Assim que a guerra começou, surgiu a dúvida sobre a concretização do negócio, que chegou a ser chamado de "a primeira vítima da guerra no Brasil". A coluna havia consultado a Petrobras à época, que respondera apenas que não existia, até aquele momento, "atualização sobre o processo de venda da UFN III". Quase dois meses depois, saiu o anúncio oficial de cancelamento.
Agora, recomeça a tentativa de encontrar um investidor que termine a obra e reforce a produção nacional de fertilizantes.
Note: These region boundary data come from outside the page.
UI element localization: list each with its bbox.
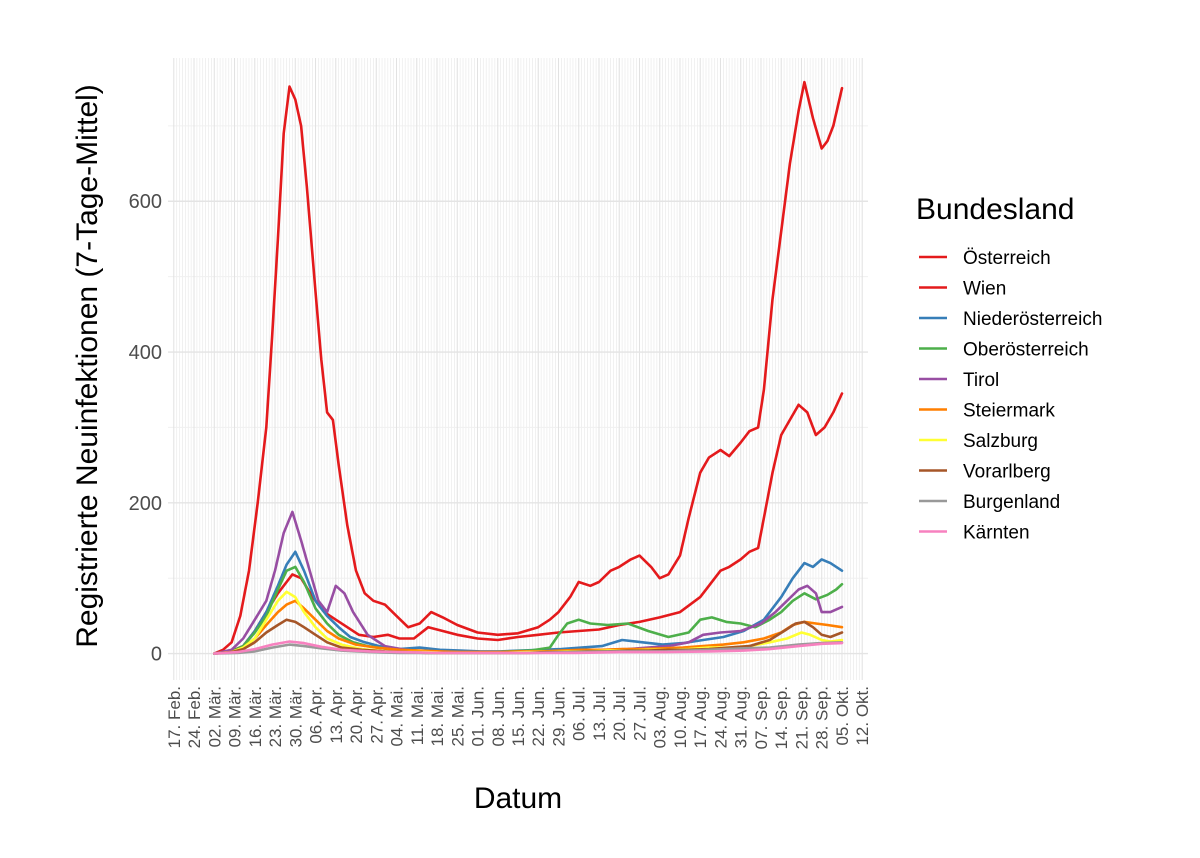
series-line: [213, 640, 844, 655]
y-tick-label: 400: [129, 342, 162, 364]
legend: Bundesland Österreich Wien Niederösterreic…: [916, 193, 1102, 544]
legend-label: Wien: [963, 279, 1006, 300]
legend-label: Österreich: [963, 248, 1051, 269]
x-tick-label: 13. Jul.: [590, 686, 609, 741]
x-tick-label: 24. Feb.: [185, 686, 204, 748]
legend-label: Vorarlberg: [963, 462, 1051, 483]
x-tick-label: 20. Apr.: [347, 686, 366, 744]
x-tick-label: 10. Aug.: [671, 686, 690, 748]
x-tick-label: 22. Jun.: [529, 686, 548, 747]
x-tick-label: 04. Mai.: [388, 686, 407, 746]
x-axis-title: Datum: [474, 782, 562, 815]
legend-label: Steiermark: [963, 401, 1055, 422]
legend-label: Tirol: [963, 370, 999, 391]
x-tick-label: 24. Aug.: [711, 686, 730, 748]
x-tick-label: 27. Apr.: [367, 686, 386, 744]
x-tick-label: 05. Okt.: [833, 686, 852, 746]
x-tick-label: 20. Jul.: [610, 686, 629, 741]
x-tick-label: 29. Jun.: [549, 686, 568, 747]
x-tick-label: 18. Mai.: [428, 686, 447, 746]
y-tick-label: 600: [129, 191, 162, 213]
x-tick-label: 07. Sep.: [752, 686, 771, 749]
legend-label: Burgenland: [963, 492, 1060, 513]
legend-label: Oberösterreich: [963, 340, 1089, 361]
x-axis-ticks: 17. Feb. 24. Feb. 02. Mär. 09. Mär. 16. Mär.…: [165, 686, 872, 749]
x-tick-label: 01. Jun.: [469, 686, 488, 747]
x-tick-label: 30. Mär.: [286, 686, 305, 747]
x-tick-label: 15. Jun.: [509, 686, 528, 747]
x-tick-label: 17. Aug.: [691, 686, 710, 748]
x-tick-label: 21. Sep.: [792, 686, 811, 749]
x-tick-label: 28. Sep.: [813, 686, 832, 749]
legend-label: Niederösterreich: [963, 309, 1102, 330]
x-tick-label: 06. Apr.: [307, 686, 326, 744]
x-tick-label: 06. Jul.: [570, 686, 589, 741]
x-tick-label: 31. Aug.: [732, 686, 751, 748]
y-tick-label: 200: [129, 493, 162, 515]
grid: [168, 58, 868, 680]
series-line: [213, 565, 844, 655]
legend-label: Salzburg: [963, 431, 1038, 452]
x-tick-label: 02. Mär.: [205, 686, 224, 747]
x-tick-label: 13. Apr.: [327, 686, 346, 744]
x-tick-label: 12. Okt.: [853, 686, 872, 746]
x-tick-label: 17. Feb.: [165, 686, 184, 748]
y-axis-title: Registrierte Neuinfektionen (7-Tage-Mitt…: [71, 84, 104, 648]
legend-label: Kärnten: [963, 523, 1030, 544]
x-tick-label: 27. Jul.: [630, 686, 649, 741]
x-tick-label: 25. Mai.: [448, 686, 467, 746]
x-tick-label: 11. Mai.: [408, 686, 427, 745]
x-tick-label: 03. Aug.: [651, 686, 670, 748]
y-axis-ticks: 0 200 400 600: [129, 191, 162, 665]
x-tick-label: 08. Jun.: [489, 686, 508, 747]
legend-title: Bundesland: [916, 193, 1074, 226]
x-tick-label: 09. Mär.: [226, 686, 245, 747]
x-tick-label: 14. Sep.: [772, 686, 791, 749]
x-tick-label: 16. Mär.: [246, 686, 265, 747]
x-tick-label: 23. Mär.: [266, 686, 285, 747]
y-tick-label: 0: [151, 644, 162, 666]
series-line: [213, 80, 844, 655]
series-lines: [213, 80, 844, 655]
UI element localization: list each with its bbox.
Não será uma tarefa simples, mas há uma diferença substancial: agora, há uma aguda consciência da necessidade de reduzir a dependência de importados em geral, e especificamente, da Rússia.
O que é a UFN III
Foi uma das unidades de produção de fertilizantes criadas nos governos petistas, a partir do diagnóstico correto de que o Brasil é excessivamente dependente de importações na área. A construção iniciou em 2011. Uma década e cerca de R$ 3,7 bilhões depois, segue inacabada, com suspeitas de desvio de recursos. Deveria cortar à metade a dependência do Brasil da importação de amônia e ureia, atualmente em cerca de 85%. A matéria-prima seria o gás natural do duto Bolívia-Brasil.
A íntegra da nota da Petrobras
"A Petrobras, em continuidade aos comunicados divulgados em 21/02/2020 e 04/02/2022, informa que não foi concluído o processo de venda da Unidade de Fertilizantes Nitrogenados III (UFN-III), no município de Três Lagoas, no Mato Grosso do Sul, com o grupo russo Acron, tendo em vista que o plano de negócios proposto pelo potencial comprador, em substituição ao projeto original, impossibilitou determinadas aprovações governamentais que eram necessárias para a continuidade da transação.
Assim, a companhia está realizando os trâmites internos para encerramento do atual processo de venda e preparando o lançamento de um novo teaser tão logo possível. A previsão é lançar o novo processo já no início de junho.
A Petrobras reforça o seu compromisso com a ampla transparência de seus projetos de desinvestimento e de gestão de seu portfólio e informa que as etapas subsequentes do projeto serão divulgadas de acordo com a Sistemática de Desinvestimentos da companhia."